Air Canada, the largest airline in Canada, reported a recent data breach that affected employee records but had no impact on its operations or customer data. While the airline confirmed the breach, it did not provide specific details about when the incident occurred or whether it was connected to a ransomware attack.
An unauthorized group briefly accessed an internal Air Canada system containing limited personal information of some employees and certain records, but no customer information was compromised. The airline quickly responded to the breach, working with cybersecurity experts to enhance its system security.
Coincidentally, on the same day as Air Canada’s data breach disclosure, several Canadian airports experienced widespread service disruptions due to a suspected cyberattack believed to be carried out by a pro-Russia hacking group.
The Canada Border Services Agency (CBSA) confirmed that the disruptions were caused by a distributed denial of service (DDoS) attack, affecting check-in kiosks and electronic gates at airports.

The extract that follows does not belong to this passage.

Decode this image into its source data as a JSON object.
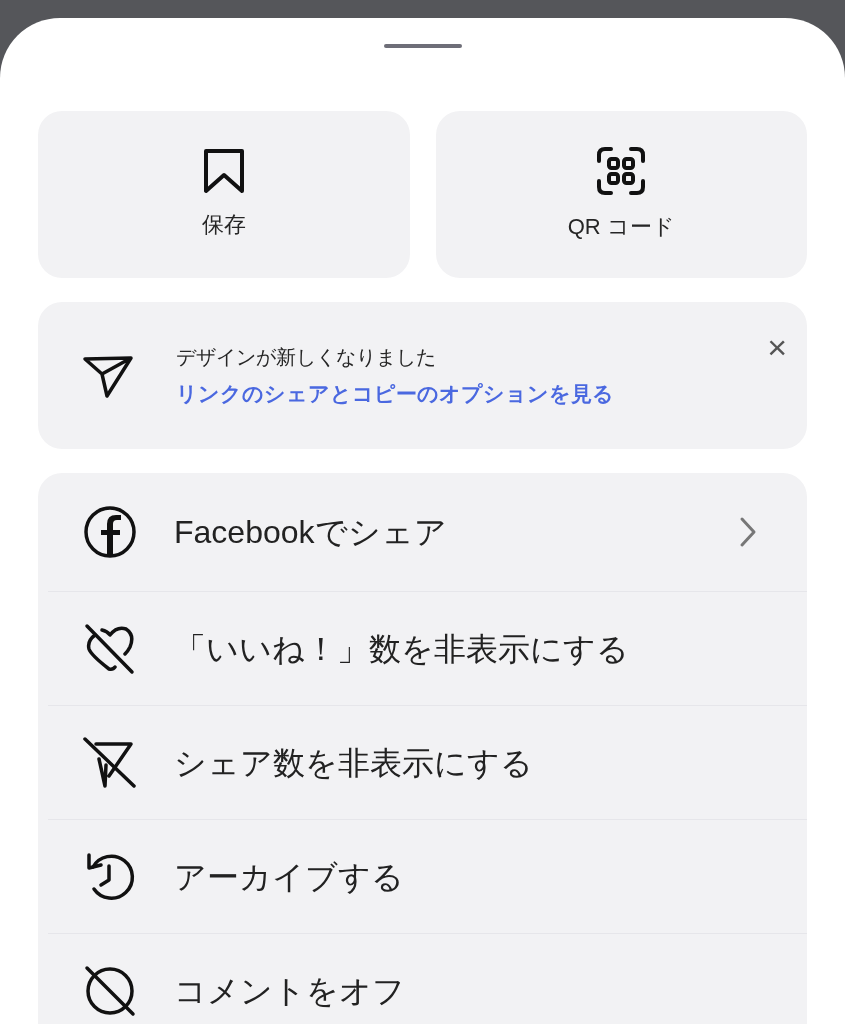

Although no group claimed responsibility for the Air Canada breach, Canadian businesses have been under continuous attack from Russia-based threat actors, especially since Canada announced its support for Ukraine.
Data breaches and cyberattacks have become increasingly common in the aviation industry over the past decade, impacting airlines such as Scandinavian Airlines, SpiceJet, Air India, and Bangkok Air, along with aviation companies like Jeppesen and Accelya. The incident highlights the growing cybersecurity challenges faced by the transportation industry, with a recent IBM report noting that the transportation sector has one of the highest breach cost-per-breach figures, averaging $4.18 million in 2023.